À la fois cibles de coupes budgétaires remettant en cause leurs existences et des insultes présidentielles, les institutions culturelles – au sens large, depuis l’Éducation publique jusqu’à celles dédiées aux arts – sont particulièrement détestées par le nouveau pouvoir. Au-delà la violence verbale, souvent délirante, cette hargne relève d’une stratégie d’une droite qui se dit nouvelle.
Abattre les fondements de l’établissement de vérités
Recherche, journalisme, art, tous les secteurs qui se dédient à établir des vérités, par la connaissance, l’information ou l’exploration artistique, sont considérés comme peuplés de parasites et mis au pilori par le nouveau gouvernement argentin. Durant sa campagne, Milei a promis de fermer le CONICET (l’équivalent du CNRS en Argentine), probablement l’organisme de recherche le plus performant d’Amérique latine. Une fois à la tête de l’État, effectivement, le CONICET est asphyxié financièrement et de nombreux chercheurs sont contraints de prendre la route d’un exil « économique » (la distinction entre « migration économique » et exil politique n’a jamais été très convaincante du fait de politiques économiques forçant à la migration, son ineptie est flagrante dans ce cas).

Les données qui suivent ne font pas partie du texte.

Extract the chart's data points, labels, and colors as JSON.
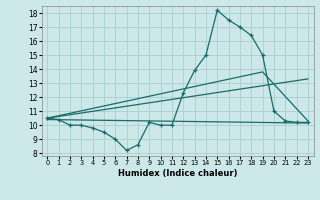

L’agence de presse nationale, Télam, a brutalement été fermée. Du jour au lendemain, ses travailleurs ont trouvé porte close, dont l’accès était protégé par des clôtures et des policiers. Enfin, l’ensemble des financements des arts et de la culture ont été sévèrement sabrés, y compris l’emblématique INCAA (Institut National du Cinéma et des arts audiovisuels) qui permet à l’Argentine de compter parmi les meilleures productions de cinéma mondial. Bref, l’ensemble des professions qui ont pour raison d’être d’établir et discuter des vérités, questionner, vérifier, mettre en perspective, sont mis à l’index par le nouveau pouvoir.
Détruire les organismes qui ont pour vocation d’établir des vérités (questionnables, par nature) s’inscrit dans un agenda où le brouillage des vérités et leur recouvrement par une propagande permanente sont essentiel à ce pouvoir. Cela se comprend de la part d’un gouvernement qui vit dans une « vérité alternative », selon l’indétrônable expression de l’administration Trump. Il a cependant un acharnement particulier contre tout ce qui ressemble, de près ou de loin, au monde culturel qui interroge.
Les insultes en surplus
Tout d’abord, une telle hargne ne peut s’expliquer par le seul discours officiel, centré sur le budget et l’objectif de « déficit zéro », dont l’effet est un très rapide appauvrissement de la population bien au-delà des seuls secteurs culturels nommés. Lorsqu’il est question de recherche scientifique, de journalisme ou d’art, le gouvernement accompagne ses mesures d’asphyxie financière d’insultes ou de dénigrements envers les professions affectées.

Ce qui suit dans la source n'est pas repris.